The new website is flashy, but the whales can’t eat it, and if we don’t take immediate action to restore the chinook salmon runs they depend on, all the recommendations in the world won’t save these orcas.

Christina M. Price, Rochester

Strength tempered by thoughtful action is needed today

In characteristic fashion, columnist Marc Thiessen is looking backward to deliver his partisan critique of the present.

Claiming that it was President Joe Biden’s weakness that tempted Russian President Vladimir Putin’s invasion, he points to former President Ronald Reagan as a model of strength and deterrence. Who knows what Reagan would be doing, but clearly one can see a potential nightmare scenario if our more recent former president were leading now, or if he were to lead in the future? NATO would be divided, we’d have bluster instead of resolve, and the potential for accommodation of Putin’s aggression instead of the West’s unified strength.

Peace can be promoted by America’s strength. Even so, the war in Iraq demonstrated that strength is more effective when tempered by thoughtful, deliberate action taken together with all who join us to act on our democratic values. This is the kind of strength we need today.

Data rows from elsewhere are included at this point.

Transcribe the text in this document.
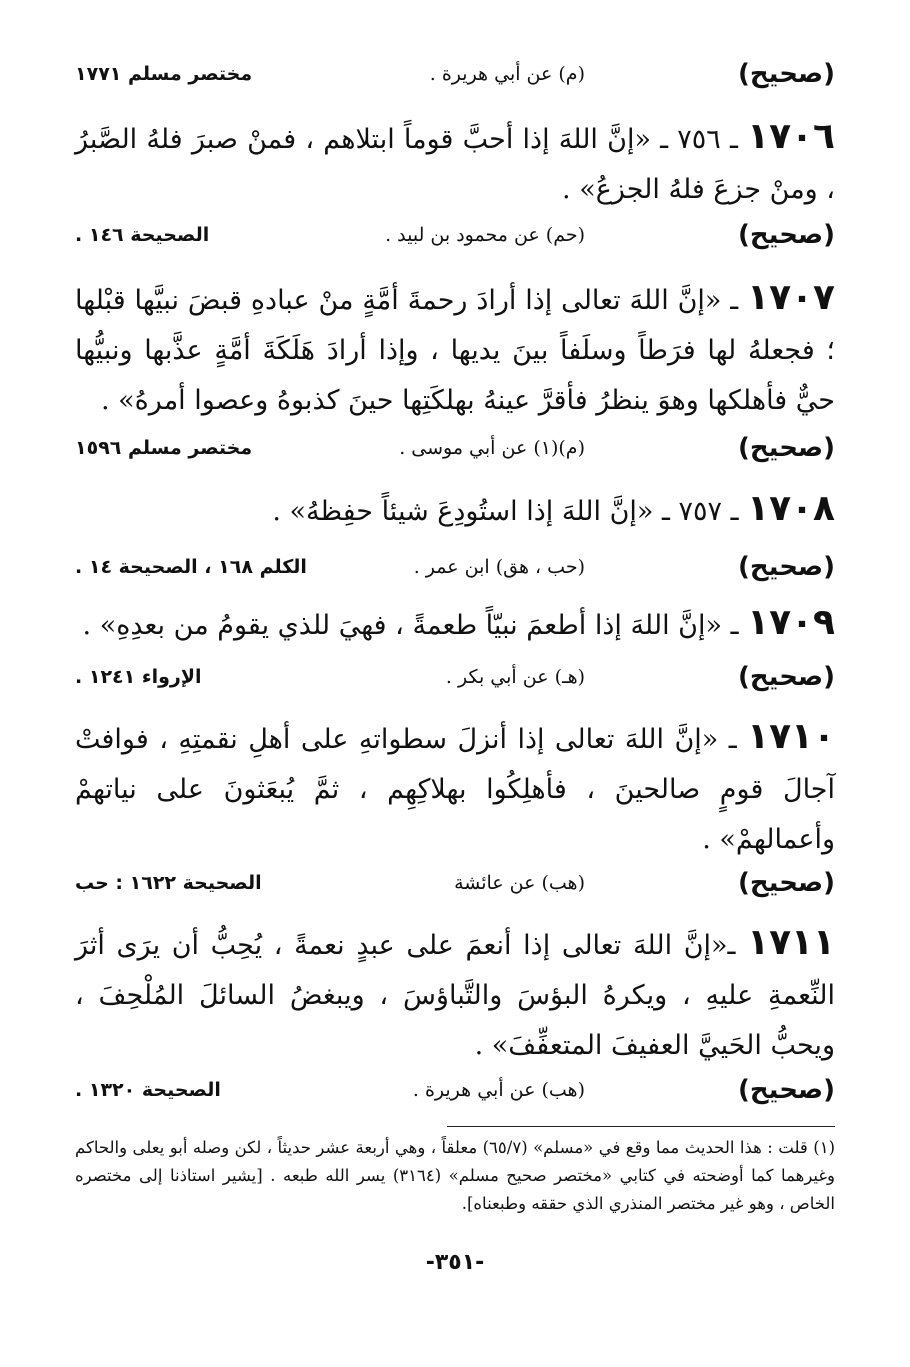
(صحيح)
(م) عن أبي هريرة .
مختصر مسلم ١٧٧١
١٧٠٦ ـ ٧٥٦ ـ «إنَّ اللهَ إذا أحبَّ قوماً ابتلاهم ، فمنْ صبرَ فلهُ الصَّبرُ ، ومنْ جزعَ فلهُ الجزعُ» .
(صحيح)
(حم) عن محمود بن لبيد .
الصحيحة ١٤٦ .
١٧٠٧ ـ «إنَّ اللهَ تعالى إذا أرادَ رحمةَ أمَّةٍ منْ عبادهِ قبضَ نبيَّها قبْلها ؛ فجعلهُ لها فرَطاً وسلَفاً بينَ يديها ، وإذا أرادَ هَلَكَةَ أمَّةٍ عذَّبها ونبيُّها حيٌّ فأهلكها وهوَ ينظرُ فأقرَّ عينهُ بهلكَتِها حينَ كذبوهُ وعصوا أمرهُ» .
(صحيح)
(م)(١) عن أبي موسى .
مختصر مسلم ١٥٩٦
١٧٠٨ ـ ٧٥٧ ـ «إنَّ اللهَ إذا استُودِعَ شيئاً حفِظهُ» .
(صحيح)
(حب ، هق) ابن عمر .
الكلم ١٦٨ ، الصحيحة ١٤ .
١٧٠٩ ـ «إنَّ اللهَ إذا أطعمَ نبيّاً طعمةً ، فهيَ للذي يقومُ من بعدِهِ» .
(صحيح)
(هـ) عن أبي بكر .
الإرواء ١٢٤١ .
١٧١٠ ـ «إنَّ اللهَ تعالى إذا أنزلَ سطواتهِ على أهلِ نقمتِهِ ، فوافتْ آجالَ قومٍ صالحينَ ، فأهلِكُوا بهلاكِهِم ، ثمَّ يُبعَثونَ على نياتهمْ وأعمالهمْ» .
(صحيح)
(هب) عن عائشة
الصحيحة ١٦٢٢ : حب
١٧١١ ـ«إنَّ اللهَ تعالى إذا أنعمَ على عبدٍ نعمةً ، يُحِبُّ أن يرَى أثرَ النِّعمةِ عليهِ ، ويكرهُ البؤسَ والتَّباؤسَ ، ويبغضُ السائلَ المُلْحِفَ ، ويحبُّ الحَييَّ العفيفَ المتعفِّفَ» .
(صحيح)
(هب) عن أبي هريرة .
الصحيحة ١٣٢٠ .
(١) قلت : هذا الحديث مما وقع في «مسلم» (٦٥/٧) معلقاً ، وهي أربعة عشر حديثاً ، لكن وصله أبو يعلى والحاكم وغيرهما كما أوضحته في كتابي «مختصر صحيح مسلم» (٣١٦٤) يسر الله طبعه . [يشير استاذنا إلى مختصره الخاص ، وهو غير مختصر المنذري الذي حققه وطبعناه].
-٣٥١-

Richard L Brandt-Kreutz, Olympia

We need comprehensive drug pricing reforms for seniors

Patients like me are asking the Senate to pass a reconciliation bill that includes the comprehensive drug pricing reforms passed by the House last year. These provisions allow Medicare to negotiate lower drug prices and implement other reforms that will meaningfully lower prices for patients.

My health care costs actually went up when I recently went on Medicare, just as my income is going down. This is wrong and so unfair. Big Pharma is raking in huge profits while seniors are paying more for everything. There is no need for this!

If passed, this drug pricing legislation would be historic for patients — it would, for the first time, allow Medicare to negotiate lower prices for some of the most expensive prescription drugs; institute a cap on out-of-pocket costs for Medicare beneficiaries; cap copays on insulin for patients on Medicare and most commercial insurance plans, and limit annual price increases to stop price gouging by drug corporations that will help every American.

My stress level would be so much lower and my life so much easier if I didn’t have to worry about the price of my nine different daily meds.

I know that Senators Patty Murray and Maria Cantwell and Representative Jaime Herrera Beutler want patients like me to be able to afford the medications I need. We need Congress to urgently pass a reconciliation package with comprehensive drug pricing reforms to lower drug prices now.